Implement `uniquesize` verb

morgant / tempus-machina

A macOS (nee OS X) Time Machine work-alike powered by rsync

MIT License

1 stars 0 forks source link

Implement `uniquesize` verb #4

Open morgant opened 6 months ago

morgant commented 6 months ago

One of the prerequisites for pruning oldest backups to reclaim disk space on destinations will be determining how much disk space an individual backup will make available. macOS's tmutil provides a uniquesize verb for this, which I'll need to implement. The tmutil(8) manual describes it thusly:

uniquesize path ...
             Analyze the specified path in an HFS+ backup or path to an APFS backup and determine its
             unique size. The figure reported by uniquesize represents things that only exist in the
             specified path; things that are present in other backups are not tallied.

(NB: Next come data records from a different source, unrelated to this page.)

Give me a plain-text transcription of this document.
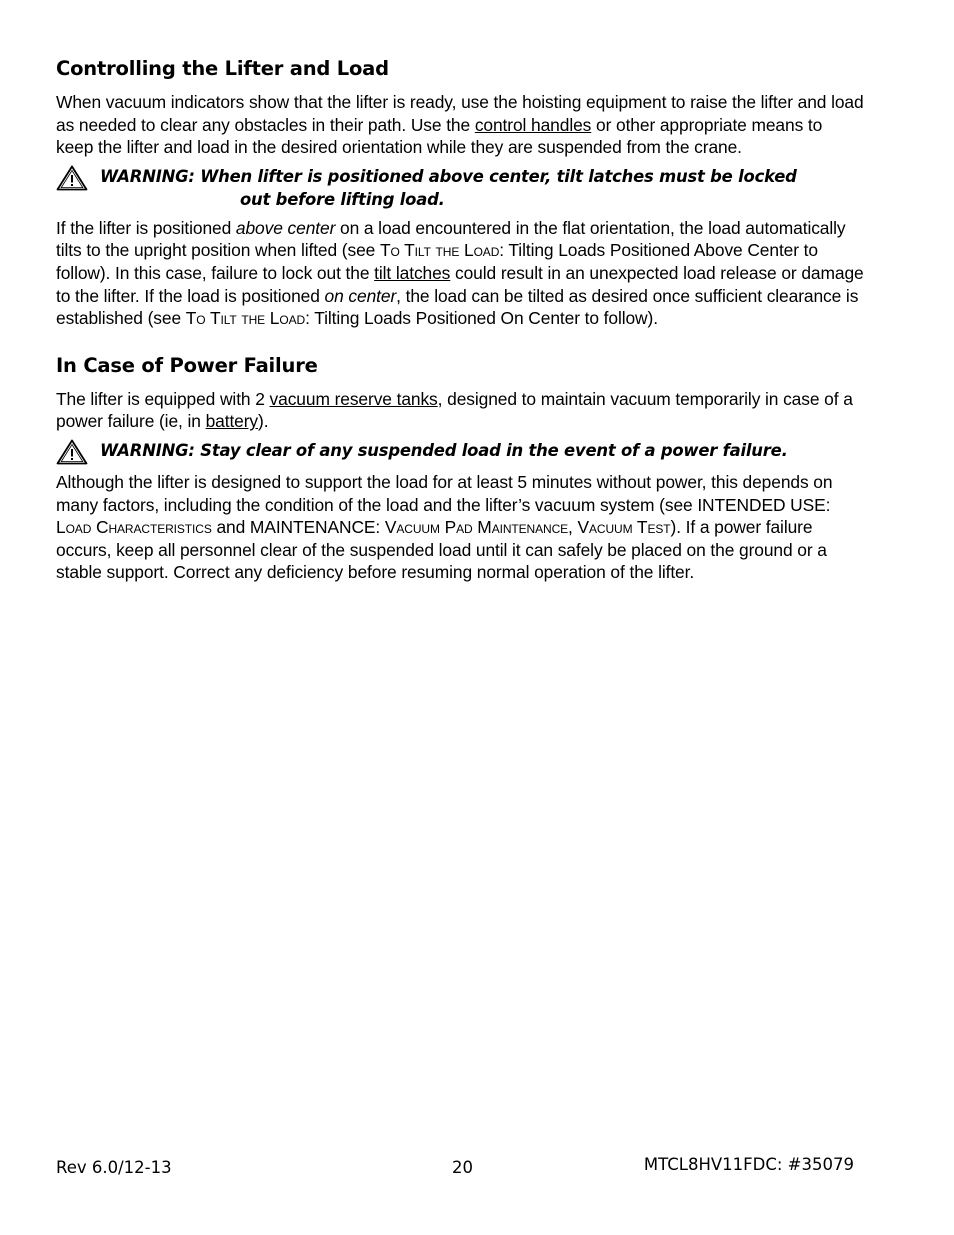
Controlling the Lifter and Load

When vacuum indicators show that the lifter is ready, use the hoisting equipment to raise the lifter and load as needed to clear any obstacles in their path. Use the control handles or other appropriate means to keep the lifter and load in the desired orientation while they are suspended from the crane.

WARNING: When lifter is positioned above center, tilt latches must be locked
out before lifting load.

If the lifter is positioned above center on a load encountered in the flat orientation, the load automatically tilts to the upright position when lifted (see To Tilt the Load: Tilting Loads Positioned Above Center to follow). In this case, failure to lock out the tilt latches could result in an unexpected load release or damage to the lifter. If the load is positioned on center, the load can be tilted as desired once sufficient clearance is established (see To Tilt the Load: Tilting Loads Positioned On Center to follow).

In Case of Power Failure

The lifter is equipped with 2 vacuum reserve tanks, designed to maintain vacuum temporarily in case of a power failure (ie, in battery).

WARNING: Stay clear of any suspended load in the event of a power failure.

Although the lifter is designed to support the load for at least 5 minutes without power, this depends on many factors, including the condition of the load and the lifter’s vacuum system (see INTENDED USE: Load Characteristics and MAINTENANCE: Vacuum Pad Maintenance, Vacuum Test). If a power failure occurs, keep all personnel clear of the suspended load until it can safely be placed on the ground or a stable support. Correct any deficiency before resuming normal operation of the lifter.

Rev 6.0/12-13	20	MTCL8HV11FDC: #35079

I'm not sure if there's an easy or performant way to determine which files in a backup are hardlinks and therefore non-unique. I might end up just having to use rsync to compare against the previous backup, just like I'm currently doing when actually performing a backup in backup().

morgant commented 1 month ago

I found I had some WIP code using find ... links 1 as any unique file should only have a hard link from the parent directory, otherwise there are multiple links to the file. Unfortunately, in further testing of this theory, I didn't find it to actually work reliably.

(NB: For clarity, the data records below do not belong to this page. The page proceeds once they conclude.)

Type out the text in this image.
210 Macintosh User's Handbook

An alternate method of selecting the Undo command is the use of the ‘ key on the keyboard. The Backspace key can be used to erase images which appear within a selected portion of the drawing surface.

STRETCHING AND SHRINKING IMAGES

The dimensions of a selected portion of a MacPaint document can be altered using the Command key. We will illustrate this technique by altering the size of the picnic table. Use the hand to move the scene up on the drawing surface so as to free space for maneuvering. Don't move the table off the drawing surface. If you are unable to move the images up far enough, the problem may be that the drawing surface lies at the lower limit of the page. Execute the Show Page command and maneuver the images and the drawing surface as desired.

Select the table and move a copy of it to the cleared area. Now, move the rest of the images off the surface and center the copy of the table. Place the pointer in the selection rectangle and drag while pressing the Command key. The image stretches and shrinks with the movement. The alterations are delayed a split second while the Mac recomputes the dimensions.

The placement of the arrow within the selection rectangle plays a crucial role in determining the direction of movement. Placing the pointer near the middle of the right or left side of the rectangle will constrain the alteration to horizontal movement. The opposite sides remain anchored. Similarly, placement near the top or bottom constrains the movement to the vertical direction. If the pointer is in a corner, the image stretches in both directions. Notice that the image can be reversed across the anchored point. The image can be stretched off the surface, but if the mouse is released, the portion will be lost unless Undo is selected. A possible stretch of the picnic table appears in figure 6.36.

So, I'm currently working on a new function to find all the normal files in the provided path (non-HFS+ volumes don't allow multiple hard links to the same directory, so only normal files are hard linked by rsync), check to see if they exist in the previous machine backup (if not, they're automatically unique), and -- if they do -- compare the inodes of the file to the one in the previous backup to determine if they're unique or not. If they are unique, get the file size.

Unfortunately, it's not going to be very performant, but it should be no worse than doing a dry-run rsync between backups to determine uniqueness. Can try to optimize later, if necessary.

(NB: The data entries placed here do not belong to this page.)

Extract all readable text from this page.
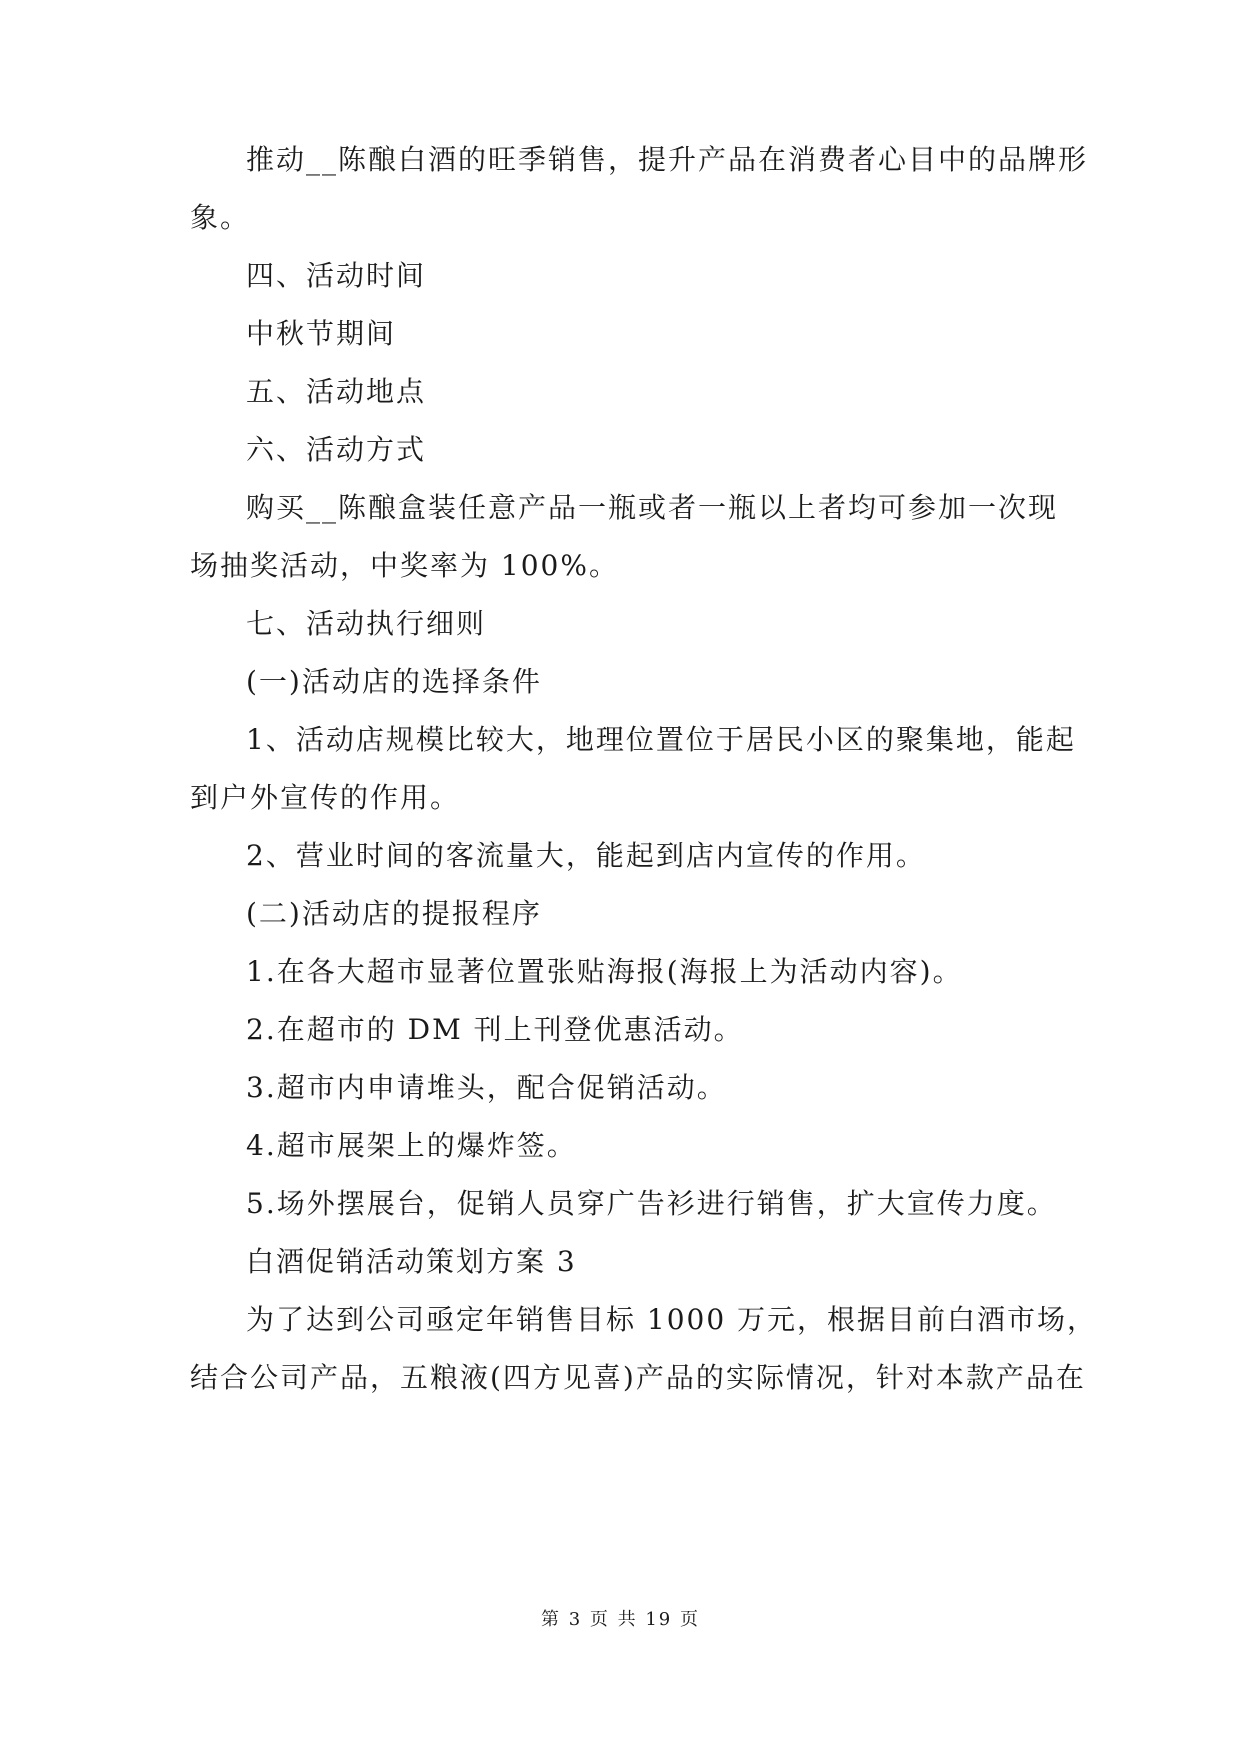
推动__陈酿白酒的旺季销售，提升产品在消费者心目中的品牌形

象。

四、活动时间

中秋节期间

五、活动地点

六、活动方式

购买__陈酿盒装任意产品一瓶或者一瓶以上者均可参加一次现

场抽奖活动，中奖率为 100%。

七、活动执行细则

(一)活动店的选择条件

1、活动店规模比较大，地理位置位于居民小区的聚集地，能起

到户外宣传的作用。

2、营业时间的客流量大，能起到店内宣传的作用。

(二)活动店的提报程序

1.在各大超市显著位置张贴海报(海报上为活动内容)。

2.在超市的 DM 刊上刊登优惠活动。

3.超市内申请堆头，配合促销活动。

4.超市展架上的爆炸签。

5.场外摆展台，促销人员穿广告衫进行销售，扩大宣传力度。

白酒促销活动策划方案 3

为了达到公司亟定年销售目标 1000 万元，根据目前白酒市场，

结合公司产品，五粮液(四方见喜)产品的实际情况，针对本款产品在

第 3 页 共 19 页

morgant commented 16 hours ago

I did some more testing with find ... -links 1 and I think it might have just been a summing issue. I've corrected my new calculate_backup_unique_size() function to sum the size of all found files and it seems to work. I'm not sure if certain files may be missed, especially those in new directories, but this is a good start.

I renamed is_machine_directory() to is_valid_machine_directory(), plus implemented a new is_child_of_machine_directory() function which the new calculate_backup_unique_size() uses.

I did implement a new machine_backup_previous() function which should identify a backup's prior backup, but it'll need some testing. It's not currently used, but could be utilized for the alternate implementation, if necessary. I'll comment that it's unused & untested before committing.

I'll put together a commit soon.